The more I think about The Rise of Skywalker, the more it bothers me. I liked the message of The Last Jedi, that Sith and Jedi, it's all one, and we should learn to let go of the past. It respected the original trilogy more than bringing back Palpatine and undoing the importance of what Luke and his father did. I liked that Kylo Ren unshackled himself from his master. Episode IX really should have just had Kylo Ren in charge, instead of once again going back to the pawn of the evil master idea. I really thought he had finally become his own man after TLJ and that we might see a more confident, clear-headed ruler in Episode IX. Destroying the helmet that made him feel more like Vader was a part of that. I'm so confused that Luke searched for Palpatine while exiling himself, or searched for Palpatine between training the new Jedi and exiling himself. This dumb retcon just so Kylo Ren could have a master again.
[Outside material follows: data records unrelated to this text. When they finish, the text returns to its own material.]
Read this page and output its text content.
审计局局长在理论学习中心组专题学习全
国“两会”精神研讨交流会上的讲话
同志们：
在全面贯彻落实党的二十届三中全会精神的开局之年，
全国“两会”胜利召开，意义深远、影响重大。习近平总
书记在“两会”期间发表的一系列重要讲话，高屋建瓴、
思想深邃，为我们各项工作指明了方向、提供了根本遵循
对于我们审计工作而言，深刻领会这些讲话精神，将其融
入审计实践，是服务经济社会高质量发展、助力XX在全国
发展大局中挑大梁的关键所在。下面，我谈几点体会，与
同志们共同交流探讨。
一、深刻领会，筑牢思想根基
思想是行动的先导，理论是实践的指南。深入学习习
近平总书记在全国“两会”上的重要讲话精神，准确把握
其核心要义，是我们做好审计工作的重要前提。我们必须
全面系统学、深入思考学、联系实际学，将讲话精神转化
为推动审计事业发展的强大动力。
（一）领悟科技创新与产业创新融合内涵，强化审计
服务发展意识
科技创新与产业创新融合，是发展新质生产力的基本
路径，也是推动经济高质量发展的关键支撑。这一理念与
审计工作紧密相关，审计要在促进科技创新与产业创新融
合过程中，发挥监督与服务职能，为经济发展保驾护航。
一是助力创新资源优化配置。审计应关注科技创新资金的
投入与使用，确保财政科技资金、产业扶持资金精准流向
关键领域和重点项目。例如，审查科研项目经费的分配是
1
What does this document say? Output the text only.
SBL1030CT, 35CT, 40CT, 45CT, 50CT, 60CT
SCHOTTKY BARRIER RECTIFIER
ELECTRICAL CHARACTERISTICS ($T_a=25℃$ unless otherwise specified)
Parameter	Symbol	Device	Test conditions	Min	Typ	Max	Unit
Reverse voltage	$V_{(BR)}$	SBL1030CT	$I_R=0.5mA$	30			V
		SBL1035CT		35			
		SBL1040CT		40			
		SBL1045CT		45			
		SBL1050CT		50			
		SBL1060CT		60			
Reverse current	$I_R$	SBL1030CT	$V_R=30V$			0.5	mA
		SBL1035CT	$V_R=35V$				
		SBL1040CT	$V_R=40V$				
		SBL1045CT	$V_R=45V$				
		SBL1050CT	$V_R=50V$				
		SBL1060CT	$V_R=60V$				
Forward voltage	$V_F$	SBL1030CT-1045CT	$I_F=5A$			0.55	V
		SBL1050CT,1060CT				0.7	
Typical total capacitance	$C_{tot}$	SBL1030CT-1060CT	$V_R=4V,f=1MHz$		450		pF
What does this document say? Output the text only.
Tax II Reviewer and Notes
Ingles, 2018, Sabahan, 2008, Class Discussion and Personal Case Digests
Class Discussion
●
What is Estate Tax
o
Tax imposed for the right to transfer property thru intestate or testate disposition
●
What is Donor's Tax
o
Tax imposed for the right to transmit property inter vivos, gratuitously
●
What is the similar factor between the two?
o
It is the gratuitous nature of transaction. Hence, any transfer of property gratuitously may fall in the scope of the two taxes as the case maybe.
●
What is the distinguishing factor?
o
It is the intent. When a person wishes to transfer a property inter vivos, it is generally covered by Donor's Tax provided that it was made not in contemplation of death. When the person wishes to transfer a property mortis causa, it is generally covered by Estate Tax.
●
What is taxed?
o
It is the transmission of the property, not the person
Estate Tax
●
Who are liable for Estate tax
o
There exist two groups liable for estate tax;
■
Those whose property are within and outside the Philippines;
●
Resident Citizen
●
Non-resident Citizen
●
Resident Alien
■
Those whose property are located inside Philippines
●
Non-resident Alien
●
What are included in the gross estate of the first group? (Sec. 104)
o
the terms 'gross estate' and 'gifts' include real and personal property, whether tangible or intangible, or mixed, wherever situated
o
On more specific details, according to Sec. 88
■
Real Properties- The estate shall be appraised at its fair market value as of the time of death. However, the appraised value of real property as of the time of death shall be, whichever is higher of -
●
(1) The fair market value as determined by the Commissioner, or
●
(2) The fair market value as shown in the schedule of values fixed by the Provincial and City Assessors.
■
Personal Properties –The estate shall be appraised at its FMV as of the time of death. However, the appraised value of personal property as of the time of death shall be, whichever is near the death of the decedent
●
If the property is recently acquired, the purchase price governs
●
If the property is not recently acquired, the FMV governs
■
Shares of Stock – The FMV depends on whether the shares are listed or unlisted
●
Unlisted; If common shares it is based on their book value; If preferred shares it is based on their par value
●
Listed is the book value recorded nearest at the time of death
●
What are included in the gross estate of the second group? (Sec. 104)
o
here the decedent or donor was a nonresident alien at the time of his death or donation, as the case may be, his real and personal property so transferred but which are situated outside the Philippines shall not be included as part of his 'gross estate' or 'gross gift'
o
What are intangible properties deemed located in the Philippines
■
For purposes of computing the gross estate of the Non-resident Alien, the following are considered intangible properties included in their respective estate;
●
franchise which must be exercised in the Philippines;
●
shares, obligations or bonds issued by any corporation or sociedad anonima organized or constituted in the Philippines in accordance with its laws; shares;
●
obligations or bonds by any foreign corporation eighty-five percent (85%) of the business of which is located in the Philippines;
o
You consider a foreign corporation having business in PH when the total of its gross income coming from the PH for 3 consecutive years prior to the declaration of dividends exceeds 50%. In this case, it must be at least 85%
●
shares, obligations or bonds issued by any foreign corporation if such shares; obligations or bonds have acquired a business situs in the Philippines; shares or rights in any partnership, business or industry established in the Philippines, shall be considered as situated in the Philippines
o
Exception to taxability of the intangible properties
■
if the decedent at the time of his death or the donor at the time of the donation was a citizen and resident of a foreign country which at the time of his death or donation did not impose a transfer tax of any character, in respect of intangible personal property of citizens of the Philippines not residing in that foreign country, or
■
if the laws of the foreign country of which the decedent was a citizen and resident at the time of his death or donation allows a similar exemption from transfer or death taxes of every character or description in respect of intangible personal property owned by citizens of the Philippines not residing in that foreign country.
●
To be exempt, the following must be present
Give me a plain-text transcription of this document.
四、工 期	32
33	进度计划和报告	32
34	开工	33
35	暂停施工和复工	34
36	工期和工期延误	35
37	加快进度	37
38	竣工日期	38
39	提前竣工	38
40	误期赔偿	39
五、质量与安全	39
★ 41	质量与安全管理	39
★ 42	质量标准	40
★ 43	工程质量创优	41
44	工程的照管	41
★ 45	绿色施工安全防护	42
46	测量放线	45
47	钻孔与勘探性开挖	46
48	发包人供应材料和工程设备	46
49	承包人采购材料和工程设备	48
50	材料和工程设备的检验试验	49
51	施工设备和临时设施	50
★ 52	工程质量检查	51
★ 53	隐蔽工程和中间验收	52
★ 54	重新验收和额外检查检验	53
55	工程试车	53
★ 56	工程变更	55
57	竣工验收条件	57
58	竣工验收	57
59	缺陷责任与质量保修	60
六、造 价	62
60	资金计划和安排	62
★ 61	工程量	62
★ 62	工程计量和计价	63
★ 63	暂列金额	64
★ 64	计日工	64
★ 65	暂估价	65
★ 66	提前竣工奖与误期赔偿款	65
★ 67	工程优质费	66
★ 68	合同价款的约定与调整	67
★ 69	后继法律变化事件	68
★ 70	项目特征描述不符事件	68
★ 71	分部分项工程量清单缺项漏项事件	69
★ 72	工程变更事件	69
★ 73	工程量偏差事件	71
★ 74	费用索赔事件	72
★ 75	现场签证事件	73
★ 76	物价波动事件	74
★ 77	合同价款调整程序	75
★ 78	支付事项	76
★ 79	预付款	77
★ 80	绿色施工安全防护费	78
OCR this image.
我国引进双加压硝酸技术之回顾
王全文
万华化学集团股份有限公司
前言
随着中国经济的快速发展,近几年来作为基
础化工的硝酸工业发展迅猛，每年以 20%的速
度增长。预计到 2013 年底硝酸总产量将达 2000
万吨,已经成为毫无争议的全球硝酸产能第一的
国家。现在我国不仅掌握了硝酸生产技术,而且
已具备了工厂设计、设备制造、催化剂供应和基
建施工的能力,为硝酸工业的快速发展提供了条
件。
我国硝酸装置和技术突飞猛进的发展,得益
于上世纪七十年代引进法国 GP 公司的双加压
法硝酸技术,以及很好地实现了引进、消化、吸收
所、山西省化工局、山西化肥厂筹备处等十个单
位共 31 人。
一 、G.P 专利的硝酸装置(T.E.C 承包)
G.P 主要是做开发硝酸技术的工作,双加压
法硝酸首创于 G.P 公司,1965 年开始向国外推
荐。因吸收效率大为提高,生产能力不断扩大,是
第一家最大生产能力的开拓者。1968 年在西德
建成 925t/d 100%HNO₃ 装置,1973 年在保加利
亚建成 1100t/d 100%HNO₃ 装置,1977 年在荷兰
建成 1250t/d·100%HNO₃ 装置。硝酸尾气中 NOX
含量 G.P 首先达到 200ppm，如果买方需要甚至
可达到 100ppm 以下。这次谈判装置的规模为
I really didn't want Rey to be related to anyone and was so relieved when The Last Jedi said that she was no one, came from nothing. My biggest fear for Episode IX was that JJ Abrams would undo that, and he fucking did. I hoped they'd explain her power some other way. Why another offspring? It's so predictable, so dumb, like every hero in the galaxy has to be related. Rey's whole arc was about finding out where she belongs and who she is. I did like the idea presented in Rise of Skywalker that she can be whoever she wants to be, but we could have gotten there just fine by continuing from where TLJ ended.
I'm pretty sure if a moon crashed into Kef Bir, which is itself a moon, that moon would be freaking gone. Death Star II has a diameter of 160 km. That's enough to destroy Earth's atmosphere. It's sixteen times the size of the meteor that ended the dinosaurs. Even if just half or a third the space station landed on Kef Bir, it would be absolutely catastrophic. And how the hell can so much of it be seen from within the moon's atmosphere? It's too massive. We saw the whole exterior of the space station get obliterated in Return of the Jedi. I think I'm pretty open minded with Star Wars, but they stretched my suspension of disbelief beyond belief.
Disney pussed out in the presence of all the backlash, and in the end it broke the trilogy even more than if they had just followed the path Rian Johnson set.